If $$y = y(x)$$ is the solution of the differential equation $$\frac{dy}{dx} + (\tan x)y = \sin x$$, $$0 \leq x \leq \frac{\pi}{3}$$, with $$y(0) = 0$$, then $$y\left(\frac{\pi}{4}\right)$$ is equal to:

The differential equation is $$\frac{dy}{dx} + (\tan x) y = \sin x$$ with $$y(0) = 0$$. This is a first-order linear ODE.

The integrating factor is $$\mu = e^{\int \tan x \, dx} = e^{\ln |\sec x|} = \sec x$$.

Multiplying both sides by $$\sec x$$: $$\frac{d}{dx}(y \sec x) = \sin x \cdot \sec x = \tan x$$.

Integrating: $$y \sec x = \int \tan x \, dx = -\ln|\cos x| + C = \ln|\sec x| + C$$.

Applying the initial condition $$y(0) = 0$$: $$0 \cdot 1 = \ln 1 + C$$, so $$C = 0$$.

Therefore, $$y \sec x = \ln(\sec x)$$, giving $$y = \cos x \cdot \ln(\sec x)$$.

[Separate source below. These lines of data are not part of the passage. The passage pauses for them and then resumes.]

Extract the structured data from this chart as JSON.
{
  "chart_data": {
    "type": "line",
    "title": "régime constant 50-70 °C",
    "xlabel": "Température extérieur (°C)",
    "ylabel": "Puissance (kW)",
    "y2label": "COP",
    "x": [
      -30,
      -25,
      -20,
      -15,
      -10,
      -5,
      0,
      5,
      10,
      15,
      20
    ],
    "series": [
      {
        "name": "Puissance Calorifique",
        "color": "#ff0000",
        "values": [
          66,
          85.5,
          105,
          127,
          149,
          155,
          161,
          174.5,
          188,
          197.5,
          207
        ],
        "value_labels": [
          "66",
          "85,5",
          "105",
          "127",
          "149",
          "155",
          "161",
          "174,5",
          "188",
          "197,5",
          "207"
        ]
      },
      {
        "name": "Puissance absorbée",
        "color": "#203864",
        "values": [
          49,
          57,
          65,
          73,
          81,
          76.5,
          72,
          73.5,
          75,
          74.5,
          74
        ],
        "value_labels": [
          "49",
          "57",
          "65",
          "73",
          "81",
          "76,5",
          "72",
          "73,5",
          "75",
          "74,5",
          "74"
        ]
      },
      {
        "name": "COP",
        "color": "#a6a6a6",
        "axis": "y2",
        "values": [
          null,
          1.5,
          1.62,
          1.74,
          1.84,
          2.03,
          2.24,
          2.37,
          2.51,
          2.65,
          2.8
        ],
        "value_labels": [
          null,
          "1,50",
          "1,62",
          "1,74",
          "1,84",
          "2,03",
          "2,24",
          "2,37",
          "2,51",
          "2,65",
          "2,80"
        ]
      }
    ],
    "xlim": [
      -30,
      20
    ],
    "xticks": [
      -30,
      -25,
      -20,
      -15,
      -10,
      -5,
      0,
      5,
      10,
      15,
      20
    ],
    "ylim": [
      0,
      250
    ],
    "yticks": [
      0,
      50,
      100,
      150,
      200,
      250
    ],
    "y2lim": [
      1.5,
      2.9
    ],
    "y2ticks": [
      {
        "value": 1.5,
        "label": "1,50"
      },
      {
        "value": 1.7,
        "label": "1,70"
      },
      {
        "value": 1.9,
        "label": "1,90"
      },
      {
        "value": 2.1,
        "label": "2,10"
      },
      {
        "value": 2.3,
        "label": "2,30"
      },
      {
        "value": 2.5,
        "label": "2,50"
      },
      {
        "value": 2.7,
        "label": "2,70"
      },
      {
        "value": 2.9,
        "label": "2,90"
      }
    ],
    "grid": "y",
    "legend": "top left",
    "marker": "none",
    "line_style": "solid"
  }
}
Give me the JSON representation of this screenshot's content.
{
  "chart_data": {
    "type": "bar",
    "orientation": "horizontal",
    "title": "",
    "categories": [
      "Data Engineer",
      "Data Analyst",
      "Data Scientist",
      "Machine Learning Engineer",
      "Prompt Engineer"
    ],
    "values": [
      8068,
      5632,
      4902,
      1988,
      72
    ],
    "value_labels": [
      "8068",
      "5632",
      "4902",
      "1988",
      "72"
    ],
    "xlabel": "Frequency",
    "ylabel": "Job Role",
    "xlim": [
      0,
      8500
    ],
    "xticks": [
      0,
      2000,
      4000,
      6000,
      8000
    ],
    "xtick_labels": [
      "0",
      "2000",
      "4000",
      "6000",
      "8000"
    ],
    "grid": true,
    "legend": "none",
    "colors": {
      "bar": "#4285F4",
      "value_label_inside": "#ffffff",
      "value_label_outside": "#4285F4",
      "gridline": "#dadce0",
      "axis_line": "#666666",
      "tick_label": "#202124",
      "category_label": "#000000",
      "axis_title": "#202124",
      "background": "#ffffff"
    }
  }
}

At $$x = \frac{\pi}{4}$$: $$y\left(\frac{\pi}{4}\right) = \cos\frac{\pi}{4} \cdot \ln\left(\sec\frac{\pi}{4}\right) = \frac{1}{\sqrt{2}} \cdot \ln(\sqrt{2}) = \frac{1}{\sqrt{2}} \cdot \frac{1}{2}\ln 2 = \frac{\ln 2}{2\sqrt{2}}$$.